Ekonomi Islam merupakan konsekuensi logis dari kesempurnaan Islam itu sendiri. Islam haruslah dipeluk secara kaffah dan komprehensif oleh umatnya. Islam menuntut kepada umatnya untuk mewujudkan keislamannya dalam seluruh aspek kehidupannya. Sangatlah tidak masuk akal, seorang muslim yang menjalankan shalat lima waktu, lalu dalam kesempatan lain ia juga melakukan transaksi keuangan yang menyimpang dari ajaran Islam.
Dalam mewujudkan kehidupan ekonomi, sesungguhnya Allah menyediakan sumber daya di alam raya ini. Allah Swt mempersilahkan manusia untuk memanfaatkannya.
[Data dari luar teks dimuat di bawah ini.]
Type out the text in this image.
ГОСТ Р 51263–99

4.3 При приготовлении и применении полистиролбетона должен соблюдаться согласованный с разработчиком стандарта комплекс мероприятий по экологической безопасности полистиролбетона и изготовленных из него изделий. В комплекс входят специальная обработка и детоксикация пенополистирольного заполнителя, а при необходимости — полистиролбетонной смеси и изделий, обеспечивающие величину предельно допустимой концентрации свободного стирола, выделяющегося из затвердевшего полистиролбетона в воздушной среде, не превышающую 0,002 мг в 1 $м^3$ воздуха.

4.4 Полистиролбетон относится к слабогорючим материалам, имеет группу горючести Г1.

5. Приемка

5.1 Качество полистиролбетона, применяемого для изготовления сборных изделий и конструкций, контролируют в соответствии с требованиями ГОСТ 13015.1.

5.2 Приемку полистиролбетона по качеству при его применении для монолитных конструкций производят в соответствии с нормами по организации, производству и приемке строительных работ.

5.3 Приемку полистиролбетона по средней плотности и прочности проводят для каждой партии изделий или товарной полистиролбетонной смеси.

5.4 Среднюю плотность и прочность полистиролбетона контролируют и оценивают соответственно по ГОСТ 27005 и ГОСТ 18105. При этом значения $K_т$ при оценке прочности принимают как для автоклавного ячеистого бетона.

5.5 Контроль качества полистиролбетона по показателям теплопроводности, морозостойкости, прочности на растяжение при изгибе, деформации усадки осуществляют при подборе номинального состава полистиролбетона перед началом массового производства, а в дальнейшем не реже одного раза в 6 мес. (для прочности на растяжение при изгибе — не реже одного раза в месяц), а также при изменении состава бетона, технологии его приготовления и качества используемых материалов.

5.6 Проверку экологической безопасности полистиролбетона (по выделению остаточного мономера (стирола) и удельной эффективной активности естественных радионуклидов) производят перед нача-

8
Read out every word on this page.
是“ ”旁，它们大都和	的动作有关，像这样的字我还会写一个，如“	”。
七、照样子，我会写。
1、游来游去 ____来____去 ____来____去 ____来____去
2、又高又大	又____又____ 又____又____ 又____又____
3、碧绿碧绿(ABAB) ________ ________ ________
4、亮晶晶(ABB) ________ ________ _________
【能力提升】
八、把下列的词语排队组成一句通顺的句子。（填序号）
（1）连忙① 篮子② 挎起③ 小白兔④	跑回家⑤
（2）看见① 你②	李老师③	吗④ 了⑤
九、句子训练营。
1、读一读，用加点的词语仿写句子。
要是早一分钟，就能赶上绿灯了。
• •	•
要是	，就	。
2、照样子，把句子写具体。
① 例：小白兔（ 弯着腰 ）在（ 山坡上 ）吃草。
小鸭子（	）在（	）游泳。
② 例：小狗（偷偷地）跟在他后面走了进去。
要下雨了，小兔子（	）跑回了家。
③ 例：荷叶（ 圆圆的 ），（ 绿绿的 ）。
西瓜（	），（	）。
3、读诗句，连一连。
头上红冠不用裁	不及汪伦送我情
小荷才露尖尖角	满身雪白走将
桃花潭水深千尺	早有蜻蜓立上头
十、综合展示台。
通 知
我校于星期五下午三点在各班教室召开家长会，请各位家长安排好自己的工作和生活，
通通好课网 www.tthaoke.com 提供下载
Dan harta merupakan salah satu kebutuhan primer dalam kehidupan, tidak ada manusia yang tidak membutuhkan harta. Mengenai hal tersebut maka dalam makalah ini akan membahas mengenai konsep harta dalam ekonomi Islam di mana di dalamnya terdapat ayat dan hadits tentang harta dan pendekatan harta dalam ekonomi Islam.

B.       Pembahasan
Dari segi pengertian, harta dalam bahasa arab disebut al-mal yang berasal dari kata maala-yamiilu-maylan yang berarti condong, cenderung, dan miring. Harta diartikan sebagai segala sesuatu yang menyenangkan manusia dan mereka pelihara, baik dalam bentuk materi maupun dalam manfaat. Menurut para fuqaha harta terdiri dari dua unsur, yaitu unsur 'aniyah dan unsur 'urf. Unsur 'aniyah ialah harta yang ada wujudnya dalam kenyataan (a'yan) sedangkan unsur 'urf ialah segala sesuatu yang dipandang harta oleh seluruh manusia atau sebagian manusia.[1]
Materi atau harta dalam pandangan Islam adalah sebagai jalan, bukan satu-satunya tujuan, dan bukan sebagai sebab yang dapat menjelaskan semua kejadian-kejadian. Maka kewajiban itu lebih dipentingkan daripada materi. Tetapi materi menjadi jalan untuk merealisir berbagai kebutuhan-kebutuhan dan manfaat-manfaat yang tidak cukup bagi manusia, yaitu dalam pelayanan seseorang kepada hal yang bersifat materi, yang tidak bertentangan dengan kemaslahatan umum, tanpa berbuat dzalim dan berlebihan.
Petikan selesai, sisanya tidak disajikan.